Bishop ran restless fingers through his black hair, slightly disarranging the vivid white streak above the left temple. "I get the sense he despises them, all of them, and all for the same reason."
"Because they hurt him? Lied to him?"
"Maybe. Dammit, I need to be down there. I'd have a better shot at figuring this bastard out if I was there, on the scene."
Tony said, "Well, aside from the fact that your face was plastered all over the national papers a few months ago after we cracked that kidnapping case, which would make it a little hard for you to blend into the background down there, we also have this small matter of an active serial killer here in the Windy City."
"You don't have to remind me of that, Tony."
"No, I didn't think I did," Tony murmured. "Look, maybe we can wrap things up here quickly enough that we'll be able to get down to Silence and help out."
"Yeah."
Tony watched him a moment longer, then said, "I know what you're really worried about. But Miranda's okay, you know that."
"Yes. For the moment."
It wasn't the first time Tony had wondered whether the psychic bond between Bishop and his wife was a blessing or a curse. When they were working together, concentrating on the same investigation, it was undoubtedly a blessing; together they were far more powerful and accurate, both as psychics and investigators, than either was alone. But when they were separated by necessity, as they were now, each working on a different case, then the bond often proved to be something of a problem — or at the very least a distraction.

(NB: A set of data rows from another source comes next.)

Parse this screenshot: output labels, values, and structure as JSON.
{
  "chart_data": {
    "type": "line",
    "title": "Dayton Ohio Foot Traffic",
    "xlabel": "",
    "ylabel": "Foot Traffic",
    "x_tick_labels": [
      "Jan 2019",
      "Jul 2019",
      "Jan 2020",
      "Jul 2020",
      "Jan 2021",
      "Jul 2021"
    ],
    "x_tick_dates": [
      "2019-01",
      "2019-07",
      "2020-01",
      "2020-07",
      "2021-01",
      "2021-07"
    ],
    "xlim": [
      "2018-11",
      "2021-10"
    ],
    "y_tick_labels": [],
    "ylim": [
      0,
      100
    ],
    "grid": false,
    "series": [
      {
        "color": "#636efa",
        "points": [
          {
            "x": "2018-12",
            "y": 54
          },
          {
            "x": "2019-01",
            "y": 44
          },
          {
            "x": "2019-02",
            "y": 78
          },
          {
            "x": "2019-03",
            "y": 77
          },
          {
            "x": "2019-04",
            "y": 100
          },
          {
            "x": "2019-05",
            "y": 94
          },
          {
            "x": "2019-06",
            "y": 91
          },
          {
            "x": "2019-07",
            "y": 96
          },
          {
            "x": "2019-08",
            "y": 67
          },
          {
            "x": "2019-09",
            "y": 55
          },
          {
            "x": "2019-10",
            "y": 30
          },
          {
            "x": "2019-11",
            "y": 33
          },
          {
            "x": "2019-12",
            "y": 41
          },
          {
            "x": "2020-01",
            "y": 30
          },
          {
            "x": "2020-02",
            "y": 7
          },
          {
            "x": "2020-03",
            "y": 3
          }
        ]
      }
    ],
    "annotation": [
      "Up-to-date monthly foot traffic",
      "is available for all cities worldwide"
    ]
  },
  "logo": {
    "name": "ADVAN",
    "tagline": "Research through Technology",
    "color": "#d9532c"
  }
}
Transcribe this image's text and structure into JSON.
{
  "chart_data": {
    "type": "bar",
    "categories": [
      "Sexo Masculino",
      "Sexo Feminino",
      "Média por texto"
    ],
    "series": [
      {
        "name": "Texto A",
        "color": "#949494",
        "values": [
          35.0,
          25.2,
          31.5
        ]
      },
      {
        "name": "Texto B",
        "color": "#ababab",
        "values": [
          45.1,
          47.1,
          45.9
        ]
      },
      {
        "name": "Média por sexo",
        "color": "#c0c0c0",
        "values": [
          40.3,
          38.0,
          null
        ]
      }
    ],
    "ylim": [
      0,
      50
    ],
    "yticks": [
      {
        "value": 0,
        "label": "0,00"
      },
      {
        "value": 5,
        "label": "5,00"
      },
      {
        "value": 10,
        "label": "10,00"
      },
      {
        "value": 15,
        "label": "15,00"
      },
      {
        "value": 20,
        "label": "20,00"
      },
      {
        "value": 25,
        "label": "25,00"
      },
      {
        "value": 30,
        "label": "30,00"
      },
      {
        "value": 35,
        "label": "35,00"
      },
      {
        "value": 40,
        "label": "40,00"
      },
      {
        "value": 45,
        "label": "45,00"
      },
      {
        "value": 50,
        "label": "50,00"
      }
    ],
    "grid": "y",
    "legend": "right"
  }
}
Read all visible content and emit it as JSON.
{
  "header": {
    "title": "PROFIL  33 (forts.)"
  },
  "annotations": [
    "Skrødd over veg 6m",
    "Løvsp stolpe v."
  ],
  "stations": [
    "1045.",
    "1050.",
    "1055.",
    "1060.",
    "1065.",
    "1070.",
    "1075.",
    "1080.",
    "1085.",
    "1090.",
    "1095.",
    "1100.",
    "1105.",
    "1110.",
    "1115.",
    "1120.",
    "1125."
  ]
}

Bishop knew Miranda was currently safe and unhurt because, even though they had closed the "doors" connecting their minds in order to keep from distracting each other, they each maintained a constant sense of the other's physical and emotional state no matter what the distance was between them. Bishop knew Miranda was safe for the moment, just as she knew he was — and also knew he was worried about her.
Tony didn't pretend to understand it, but like the other members of the unit, he was more than a little awed by it. Even among psychics accustomed to various, often extraordinary paranormal abilities, some things were still remarkable.
What must it be like to be so bonded to another person that their thoughts and feelings flowed through you as easily as your own did? To be so connected that if one was cut, the other would also bleed?
It was Tony's opinion that such incredible intimacy would require both a great deal of trust in and understanding of one's partner and an equally great degree of security and honesty in oneself. He seriously doubted that any pair of psychics who were not mates or blood siblings could have formed such a bond.